South Hobart Primary School’s sustainable success

MORE than 550 students recently learnt about sustainability at this year’s Kids 4 Kids Conference.

The conference was held in the Sustainability Learning Centre at Hobart College during November and featured around 15 student-led workshops covering a range of subjects including marine debris, biodiversity, energy saving and endangered species.

There was also a range of interactive activities and a speech by the CSIRO’s bee researcher Paolo DeSouza.

During the event South Hobart Primary School (SHPS) presented a workshop on composting with worms and microbes and encouraged other students to make their own compost.

Being downstream of the McRobies landfill site, SHPS students said they were keen to encourage other schools to divert as much waste away from landfill as possible.

SHPS principal Cathy Franz said she thanked the City of Hobart for its support of the school’s composting initiatives through a Waste Reduction Grant Program.

“Through this program we have been able to continue providing school yard waste stations and waste collection and composting services,” she said.

“Our students are learning with their hands, heads and hearts how to care for their environment and we are very proud of the way they all sort their wastes, educate others and even manage the waste stations each day.

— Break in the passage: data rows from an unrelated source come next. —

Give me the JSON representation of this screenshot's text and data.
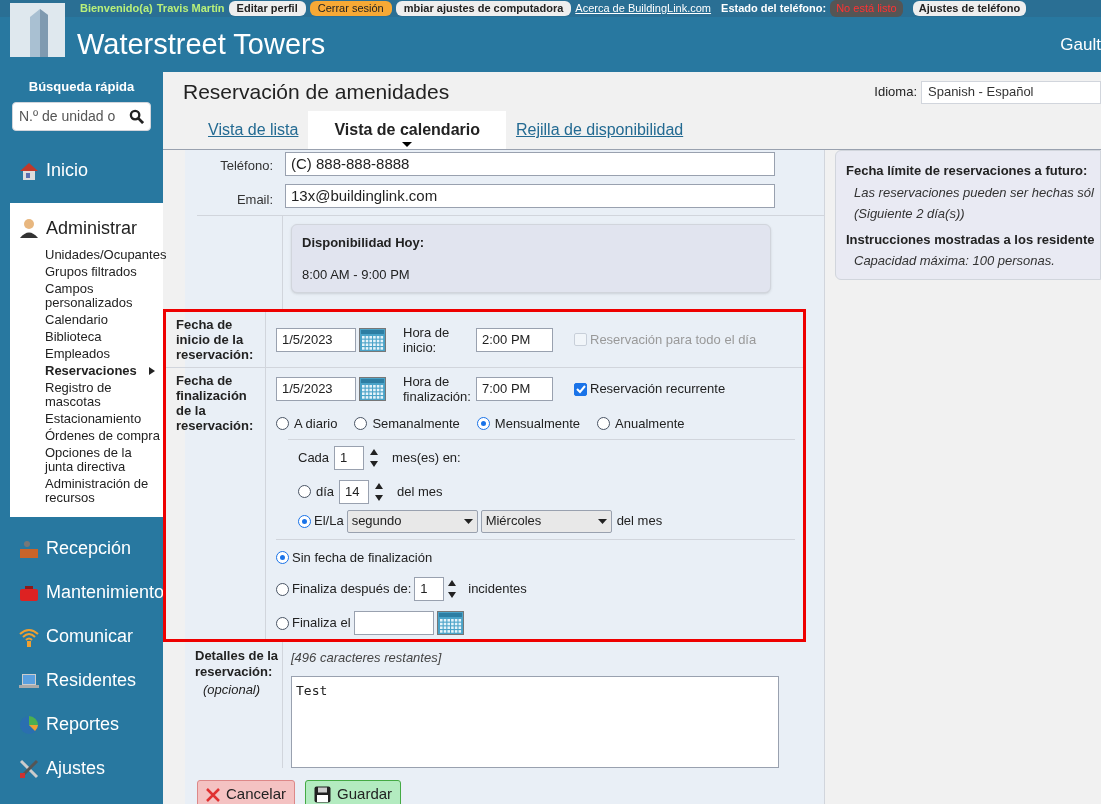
{
  "top_bar": {
    "welcome": "Bienvenido(a)",
    "user": "Travis Martín",
    "buttons": [
      {
        "label": "Editar perfil",
        "kind": "plain"
      },
      {
        "label": "Cerrar sesión",
        "kind": "accent"
      },
      {
        "label": "mbiar ajustes de computadora",
        "kind": "plain"
      }
    ],
    "link": "Acerca de BuildingLink.com",
    "phone_status_label": "Estado del teléfono:",
    "phone_status": "No está listo",
    "phone_settings": "Ajustes de teléfono"
  },
  "header": {
    "title": "Waterstreet Towers",
    "user_cut": "Gault"
  },
  "sidebar": {
    "quick_search_label": "Búsqueda rápida",
    "search_placeholder": "N.º de unidad o",
    "items": [
      {
        "label": "Inicio",
        "kind": "home",
        "expanded": false
      },
      {
        "label": "Administrar",
        "kind": "admin",
        "expanded": true,
        "children": [
          {
            "label": "Unidades/Ocupantes",
            "selected": false
          },
          {
            "label": "Grupos filtrados",
            "selected": false
          },
          {
            "label": "Campos personalizados",
            "selected": false
          },
          {
            "label": "Calendario",
            "selected": false
          },
          {
            "label": "Biblioteca",
            "selected": false
          },
          {
            "label": "Empleados",
            "selected": false
          },
          {
            "label": "Reservaciones",
            "selected": true
          },
          {
            "label": "Registro de mascotas",
            "selected": false
          },
          {
            "label": "Estacionamiento",
            "selected": false
          },
          {
            "label": "Órdenes de compra",
            "selected": false
          },
          {
            "label": "Opciones de la junta directiva",
            "selected": false
          },
          {
            "label": "Administración de recursos",
            "selected": false
          }
        ]
      },
      {
        "label": "Recepción",
        "kind": "desk",
        "expanded": false
      },
      {
        "label": "Mantenimiento",
        "kind": "toolbox",
        "expanded": false
      },
      {
        "label": "Comunicar",
        "kind": "wifi",
        "expanded": false
      },
      {
        "label": "Residentes",
        "kind": "laptop",
        "expanded": false
      },
      {
        "label": "Reportes",
        "kind": "pie",
        "expanded": false
      },
      {
        "label": "Ajustes",
        "kind": "tools",
        "expanded": false
      }
    ]
  },
  "page": {
    "title": "Reservación de amenidades",
    "language_label": "Idioma:",
    "language": "Spanish - Español",
    "tabs": [
      {
        "label": "Vista de lista",
        "selected": false
      },
      {
        "label": "Vista de calendario",
        "selected": true
      },
      {
        "label": "Rejilla de disponibilidad",
        "selected": false
      }
    ]
  },
  "form": {
    "phone_label": "Teléfono:",
    "phone": "(C) 888-888-8888",
    "email_label": "Email:",
    "email": "13x@buildinglink.com",
    "availability_title": "Disponibilidad Hoy:",
    "availability_hours": "8:00 AM - 9:00 PM",
    "start": {
      "label": "Fecha de inicio de la reservación:",
      "date": "1/5/2023",
      "time_label": "Hora de inicio:",
      "time": "2:00 PM",
      "all_day": {
        "label": "Reservación para todo el día",
        "checked": false,
        "disabled": true
      }
    },
    "end": {
      "label": "Fecha de finalización de la reservación:",
      "date": "1/5/2023",
      "time_label": "Hora de finalización:",
      "time": "7:00 PM",
      "recurring": {
        "label": "Reservación recurrente",
        "checked": true
      }
    },
    "frequency": [
      {
        "label": "A diario",
        "selected": false
      },
      {
        "label": "Semanalmente",
        "selected": false
      },
      {
        "label": "Mensualmente",
        "selected": true
      },
      {
        "label": "Anualmente",
        "selected": false
      }
    ],
    "every_label": "Cada",
    "every": "1",
    "every_suffix": "mes(es) en:",
    "day_option": {
      "label": "día",
      "value": "14",
      "suffix": "del mes",
      "selected": false
    },
    "ordinal_option": {
      "label": "El/La",
      "ordinal": "segundo",
      "weekday": "Miércoles",
      "suffix": "del mes",
      "selected": true
    },
    "end_options": [
      {
        "kind": "none",
        "label": "Sin fecha de finalización",
        "selected": true
      },
      {
        "kind": "after",
        "label": "Finaliza después de:",
        "value": "1",
        "suffix": "incidentes",
        "selected": false
      },
      {
        "kind": "date",
        "label": "Finaliza el",
        "selected": false
      }
    ],
    "details_label": "Detalles de la reservación:",
    "details_optional": "(opcional)",
    "remaining": "[496 caracteres restantes]",
    "details": "Test",
    "cancel": "Cancelar",
    "save": "Guardar"
  },
  "info_panel": [
    {
      "heading": "Fecha límite de reservaciones a futuro:",
      "lines": [
        "Las reservaciones pueden ser hechas sól",
        "(Siguiente 2 día(s))"
      ]
    },
    {
      "heading": "Instrucciones mostradas a los residente",
      "lines": [
        "Capacidad máxima: 100 personas."
      ]
    }
  ]
}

“Food wastes, flexible plastics, or blowable plastics as they call them, and paper are collected daily in the school yard and in the classrooms.”

The objective of the SHPS waste project is to imbed sustainable waste management practices in the day-to-day running of the school and to help the school community respect the importance of the “Reduce, Reuse, Recycle” message.

Playground waste stations are now available so that SHPS students can sort their wastes into food, flexible plastics, recycling and landfill bins.

Worm farms, compost bins and compost bays have also been set up by David Stephen (“compost guru”) who has been employed to help create compost for the school gardens using students’ lunch scraps and school garden wastes.

Hobart Lord Mayor Sue Hickey said the Waste Reduction Grant Program intended to provide funding to support projects, services and innovations that may increase resource recovery and were likely to lead to a significant reduction in waste going to landfill.

“In its first year the grants have already lead to great outcomes, including that of SHPS,” she said.